Он только что вернулся из гаража. Поставив керосиновый фонарь на кухонный стол, он потянулся к телефону. Это был старомодный настенный телефон без определителя номера и других опций, требующих электричества. – о привет, пап. – Скотт послушал несколько секунд, потом спросил: – Как же так? Да, она здесь. – Он передал трубку Доре. – Он звонит из больницы.
Бегли не питал теплых чувств к Датчу Бертону, и это было еще мягко сказано. Если уж говорить начистоту, ему хотелось вогнать Датчу в задницу свой ботинок одиннадцатого размера. За неимением лучшего, он решил высказаться откровенно.

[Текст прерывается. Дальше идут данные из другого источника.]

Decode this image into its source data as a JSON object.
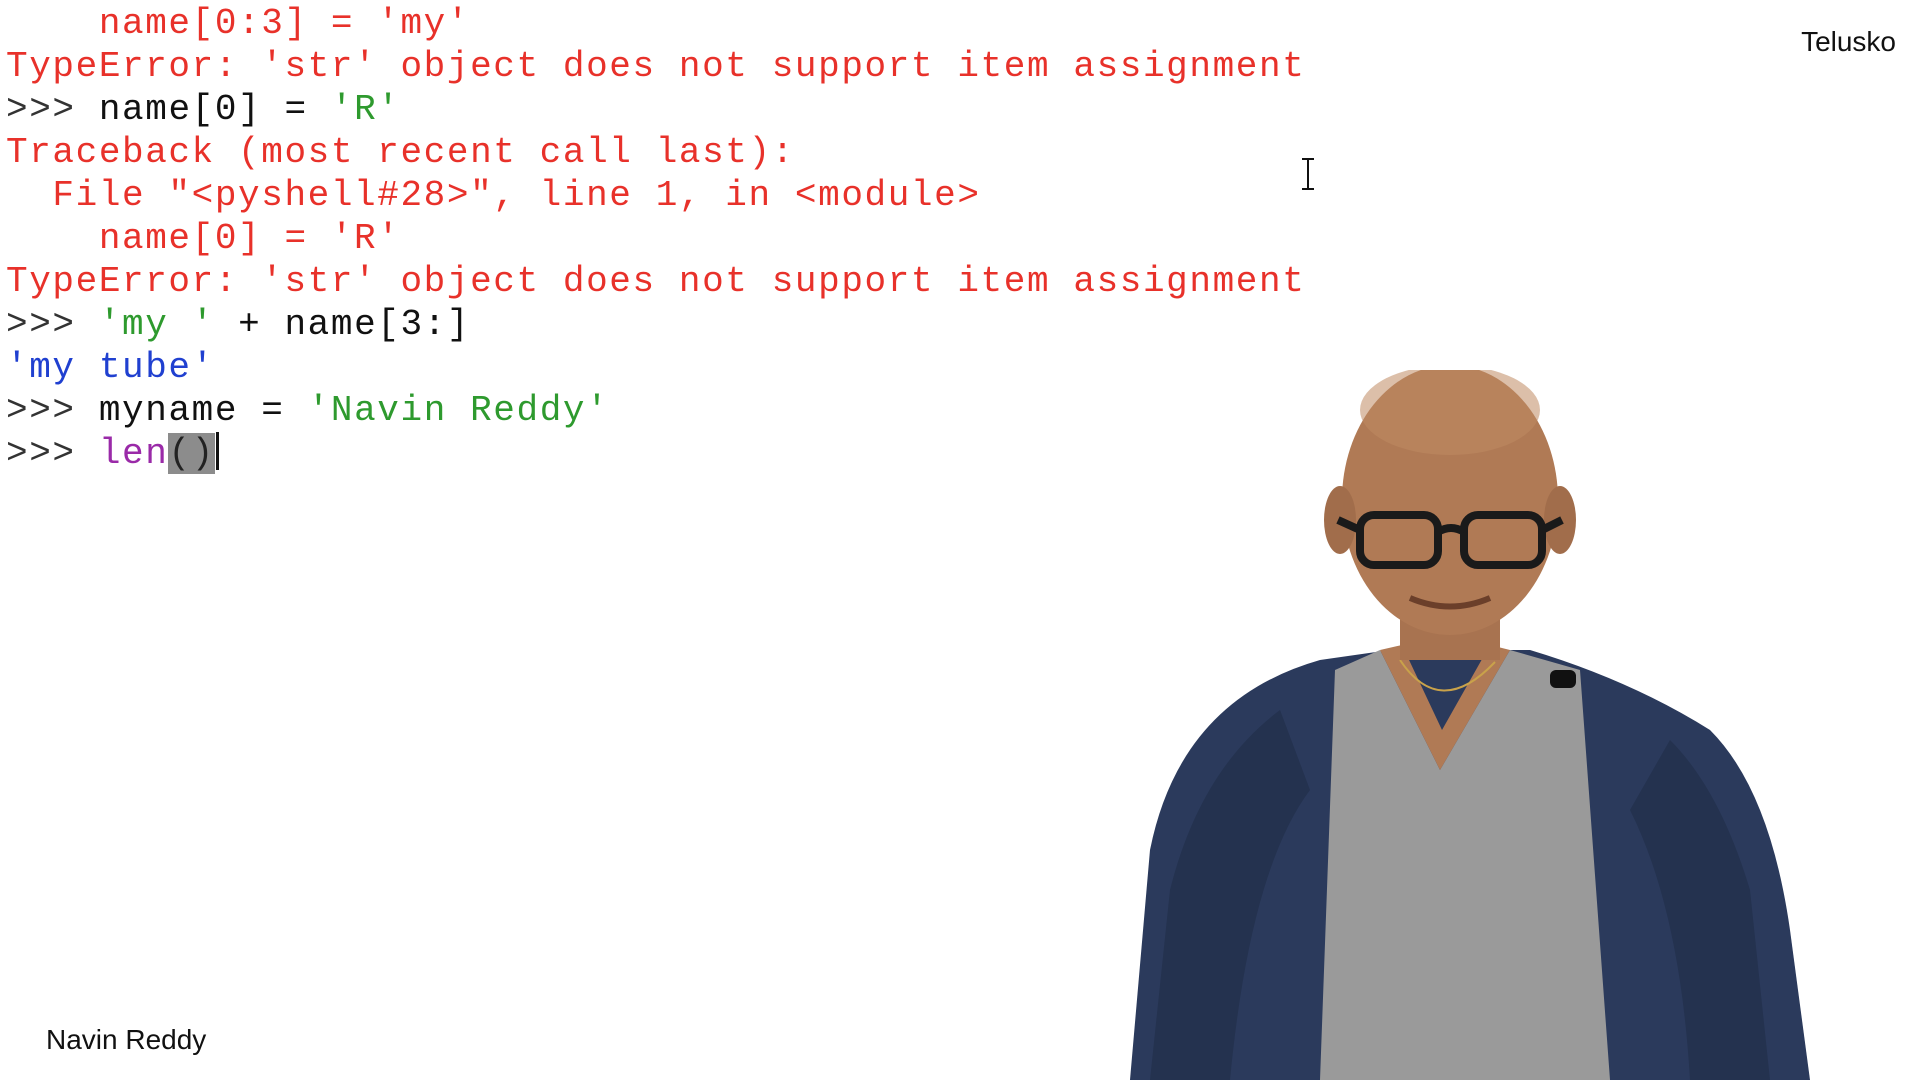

– Ваше лицо напоминает сырой гамбургер.
– Это поверхностные порезы. – Шеф полиции, сидевший на краю смотровой кушетки, был похож на пятидесятифунтовый мешок картошки, заполненный на три четверти. – Осколки док вытащил. Я жду медсестру. Сейчас она вернется и обработает мне лицо каким-то антисептиком. Не самое приятное зрелище, но я выживу.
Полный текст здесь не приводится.